The filing of I-522 comes in the wake of Proposition 37, a similar initiative that was ultimately rejected by California voters in November 2012. If enacted, I-522 would require that any food offered for retail sale in Washington that is, or may have been, entirely or partly produced with genetic engineering to be labeled as follows:

  • In the case of a raw agricultural commodity, the package offered for retail sale must clearly and conspicuously display the words “genetically engineered” on the front of the package, or where such a commodity is not separately packaged or labeled, the label appearing on the retail store shelf or bin where such a commodity is displayed for sale must display the words “genetically engineered;”
  • In the case of any processed food, the front of the package of such food must clearly and conspicuously bear the words “partially produced with genetic engineering” or “may be partially produced with genetic engineering;” and
  • In the case of any seed or seed stock, the seed or seed stock container, sales receipt or any other reference to identification, ownership, or possession, must state clearly and conspicuously that the seed is “genetically engineered” or “produced with genetic engineering.”

Like Proposition 37, I-522 exempts certain food from the genetically engineered labeling requirements. Specifically, the following certified organic products, alcoholic beverages, medical foods, food sold for immediate consumption such as in a restaurant, products unintentionally produced with genetically engineered material, food made from animals fed or injected with genetically engineered material but not genetically engineered themselves, food processed with or containing only small amounts of genetically engineered ingredients, and any processed food that would be subject to the labeling requirement solely because one or more processing aids or enzymes were produced or derived with genetic engineering.

Now that the petitions have been filed, they must be reviewed to confirm that the sponsors of the initiative have obtained the necessary 241,153 valid signatures of Washington registered voters. Once the signatures are verified, the initiative will then be turned to the Washington State Legislature for further action:

  1. The Legislature can adopt the initiative as proposed, in which case it becomes law without a vote of the people;
  2. The Legislature can reject or refuse to act on the proposed initiative, in which case the initiative must be placed on the ballot at the next state general election; or
  3. The Legislature can approve an alternative to the proposed initiative, in which case both the original proposal and the Legislature's alternative must be placed on the ballot at the next state general election.

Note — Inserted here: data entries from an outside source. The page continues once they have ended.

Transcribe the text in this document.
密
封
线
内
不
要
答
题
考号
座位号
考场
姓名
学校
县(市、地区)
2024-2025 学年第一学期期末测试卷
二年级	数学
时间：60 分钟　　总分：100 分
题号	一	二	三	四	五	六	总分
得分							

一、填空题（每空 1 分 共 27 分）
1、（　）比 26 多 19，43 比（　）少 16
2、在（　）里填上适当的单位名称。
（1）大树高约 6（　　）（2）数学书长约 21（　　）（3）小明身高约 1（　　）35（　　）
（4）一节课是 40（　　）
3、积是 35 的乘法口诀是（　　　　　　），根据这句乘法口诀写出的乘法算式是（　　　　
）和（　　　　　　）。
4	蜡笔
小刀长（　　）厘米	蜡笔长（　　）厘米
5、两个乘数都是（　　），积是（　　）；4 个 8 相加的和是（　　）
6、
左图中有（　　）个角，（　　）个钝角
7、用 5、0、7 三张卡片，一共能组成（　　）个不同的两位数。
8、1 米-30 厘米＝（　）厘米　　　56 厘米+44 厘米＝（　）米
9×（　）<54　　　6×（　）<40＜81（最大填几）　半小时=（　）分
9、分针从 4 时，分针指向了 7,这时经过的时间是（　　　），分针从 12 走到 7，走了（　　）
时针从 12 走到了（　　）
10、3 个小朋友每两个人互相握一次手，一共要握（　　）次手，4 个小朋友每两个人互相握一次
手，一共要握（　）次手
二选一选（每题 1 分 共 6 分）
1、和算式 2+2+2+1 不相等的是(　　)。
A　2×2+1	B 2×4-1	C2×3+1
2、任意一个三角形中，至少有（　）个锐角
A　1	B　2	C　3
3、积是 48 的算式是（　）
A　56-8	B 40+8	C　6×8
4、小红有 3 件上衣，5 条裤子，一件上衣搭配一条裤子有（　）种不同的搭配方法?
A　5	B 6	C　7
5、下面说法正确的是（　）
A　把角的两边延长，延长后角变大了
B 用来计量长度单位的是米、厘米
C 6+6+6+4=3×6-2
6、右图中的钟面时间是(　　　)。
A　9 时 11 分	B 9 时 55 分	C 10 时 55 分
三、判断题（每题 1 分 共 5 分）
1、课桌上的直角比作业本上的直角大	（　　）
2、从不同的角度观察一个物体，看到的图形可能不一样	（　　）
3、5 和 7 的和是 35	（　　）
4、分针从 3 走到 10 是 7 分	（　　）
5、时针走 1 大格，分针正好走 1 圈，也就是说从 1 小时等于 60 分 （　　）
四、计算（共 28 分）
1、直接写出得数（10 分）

The Washington Legislature will convene on Monday, January 14, 2013 and will be in session until April 28, 2013. Stoel Rives attorneys will report on the status on I-522 as it moves through the Legislature.

In addition to Washington's I-522, a bill that would mandate the labeling of food and commercial feed containing "genetically modified material" has been pre-filed in the New Mexico State Senate. Senate Bill (SB) 18, sponsored by Sen. Peter Wirth (D-Santa Fe), seeks to amend the New Mexico Food Act to require a disclosure label on any product containing more than one percent of a genetically modified material.